Je ne souscrirai jamais à ces conditions, elles me sont insupportables.

Je n'entre pas dans les conséquences funestes de cette alliance: je me renferme à prier instamment Votre Majesté de convoquer incessamment les états généraux de son royaume, pour délibérer sur une affaire de si grande conséquence.»

—Les états généraux! murmura le cardinal de Polignac.

—Eh bien! que dit Votre Éminence des états généraux? interrompit avec impatience madame du Maine. Cette mesure a-t-elle le malheur de ne point obtenir votre approbation?

—Je ne blâme ni n'approuve, madame, répondit le cardinal; seulement je songe que même convocation a été faite pendant la Ligue, et que Philippe II s'en est assez mal trouvé.

—Les temps et les hommes sont changés, monsieur le cardinal, reprit vivement la duchesse du Maine.
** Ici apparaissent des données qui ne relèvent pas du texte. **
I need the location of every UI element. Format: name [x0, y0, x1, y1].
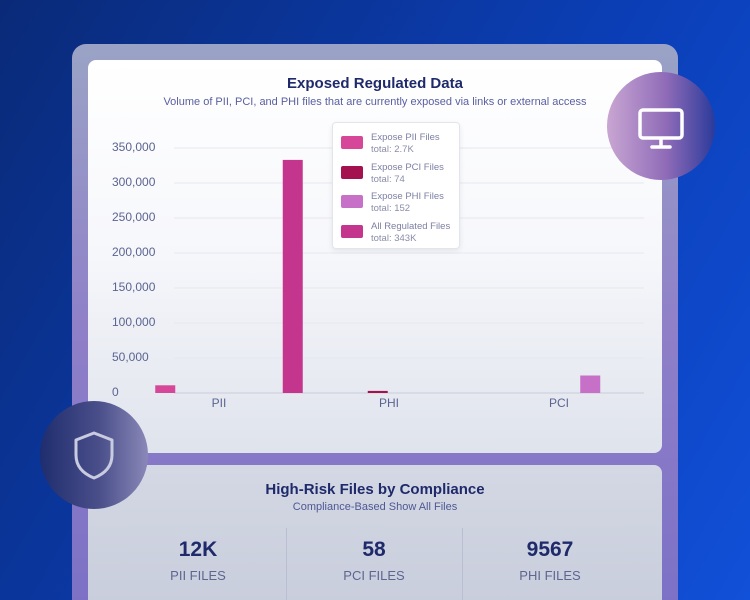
- legend: Expose PII Files total: 2.7K Expose PCI Fi…: [332, 122, 460, 249]
- shield-icon: [74, 431, 114, 480]
- y-tick-label: 0: [112, 385, 119, 399]
- stat-value: 9567: [526, 538, 574, 561]
- y-tick-label: 200,000: [112, 245, 156, 259]
- stat: 9567 PHI FILES: [462, 538, 638, 583]
- y-tick-label: 350,000: [112, 140, 156, 154]
- y-tick-label: 150,000: [112, 280, 156, 294]
- legend-label: Expose PCI Files: [371, 161, 444, 173]
- bar: [580, 375, 601, 393]
- chart-subtitle: Volume of PII, PCI, and PHI files that a…: [163, 96, 587, 108]
- compliance-title: High-Risk Files by Compliance: [265, 481, 485, 498]
- divider: [462, 528, 463, 600]
- legend-total: total: 74: [371, 173, 405, 185]
- stat-label: PCI FILES: [343, 568, 405, 583]
- y-tick-label: 300,000: [112, 175, 156, 189]
- y-tick-label: 50,000: [112, 350, 149, 364]
- legend-total: total: 343K: [371, 232, 417, 244]
- legend-swatch: [341, 136, 363, 149]
- stat: 58 PCI FILES: [286, 538, 462, 583]
- legend-total: total: 2.7K: [371, 144, 414, 155]
- stat-label: PII FILES: [170, 568, 226, 583]
- y-tick-label: 100,000: [112, 315, 156, 329]
- stat-value: 58: [362, 538, 386, 561]
- stat: 12K PII FILES: [110, 538, 286, 583]
- legend-total: total: 152: [371, 203, 411, 214]
- bar: [282, 159, 303, 393]
- monitor-badge: [607, 72, 715, 180]
- legend-label: Expose PII Files: [371, 132, 440, 143]
- bar: [367, 390, 388, 393]
- x-tick-label: PCI: [549, 396, 569, 410]
- x-tick-label: PHI: [379, 396, 399, 410]
- legend-label: All Regulated Files: [371, 220, 451, 232]
- divider: [286, 528, 287, 600]
- compliance-subtitle: Compliance-Based Show All Files: [292, 501, 458, 513]
- legend-swatch: [341, 195, 363, 208]
- legend-swatch: [341, 165, 363, 179]
- y-tick-label: 250,000: [112, 210, 156, 224]
- stat-value: 12K: [178, 538, 218, 561]
- shield-badge: [40, 401, 148, 509]
- chart-title: Exposed Regulated Data: [287, 75, 463, 92]
- monitor-icon: [638, 108, 684, 149]
- legend-label: Expose PHI Files: [371, 191, 444, 202]
- legend-swatch: [341, 224, 363, 238]
- x-tick-label: PII: [212, 396, 227, 410]
- stat-label: PHI FILES: [519, 568, 581, 583]
- bar: [155, 385, 176, 393]
- compliance-card: [88, 465, 662, 600]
Nous ne sommes plus en 1594, mais en 1718: Philippe II était Flamand et Philippe V est Français. Les mêmes résultats ne peuvent donc se représenter, puisque les causes sont différentes.

Pardon, messieurs. Et elle reprit sa lecture:

«Je vous fais cette prière au nom du sang qui nous unit, au nom de ce grand roi dont nous tirons notre origine, au nom de vos peuples et des miens; s'il y eut jamais occasion d'écouter la voix de la nation française, c'est aujourd'hui. Il est indispensable d'apprendre d'elle-même ce qu'elle pense, de savoir si en effet elle veut nous déclarer la guerre. Dans le temps où je suis prêt à exposer ma vie pour maintenir sa gloire et ses intérêts, j'espère que vous répondrez au plus tôt à la proposition que je vous fais; que l'assemblée que je vous demande préviendra les malheureux engagements où nous pourrions tomber, et que les forces de l'Espagne ne seront employées qu'à soutenir la grandeur de la France et à humilier ses ennemis, comme je ne les emploierai jamais que pour marquer à Votre Majesté la tendresse sincère et inexprimable que j'ai pour elle.»

—Eh bien! que dites-vous de cela, messieurs? Sa Majesté Catholique pouvait-elle plus faire pour nous? demanda madame du Maine.

—Elle pouvait joindre à cette lettre une épître directement adressée aux états généraux, répondit le cardinal; cette épître, si le roi eût daigné l'envoyer, aurait eu, j'en suis certain, une grande influence sur leur délibération.

—La voici, dit le prince de Cellamare en tirant à son tour un papier de sa poche.

—Comment, prince! reprit le cardinal, que dites-vous?

—Je dis que Sa Majesté Catholique a été de l'avis de Votre Éminence, et qu'elle m'a adressé cette épître, qui est le complément de la lettre qu'elle a remise au baron de Valef.

—Alors, rien ne nous manque plus! s'écria madame du Maine.

—Il nous manque Bayonne, dit le prince de Cellamare en secouant la tête.

Bayonne, la porte de la France!

En ce moment, d'Avranches entra annonçant monsieur le duc de Richelieu.

—Et maintenant, prince, il ne vous manque plus rien, dit en riant le marquis de Pompadour, car voilà celui qui en a la clef.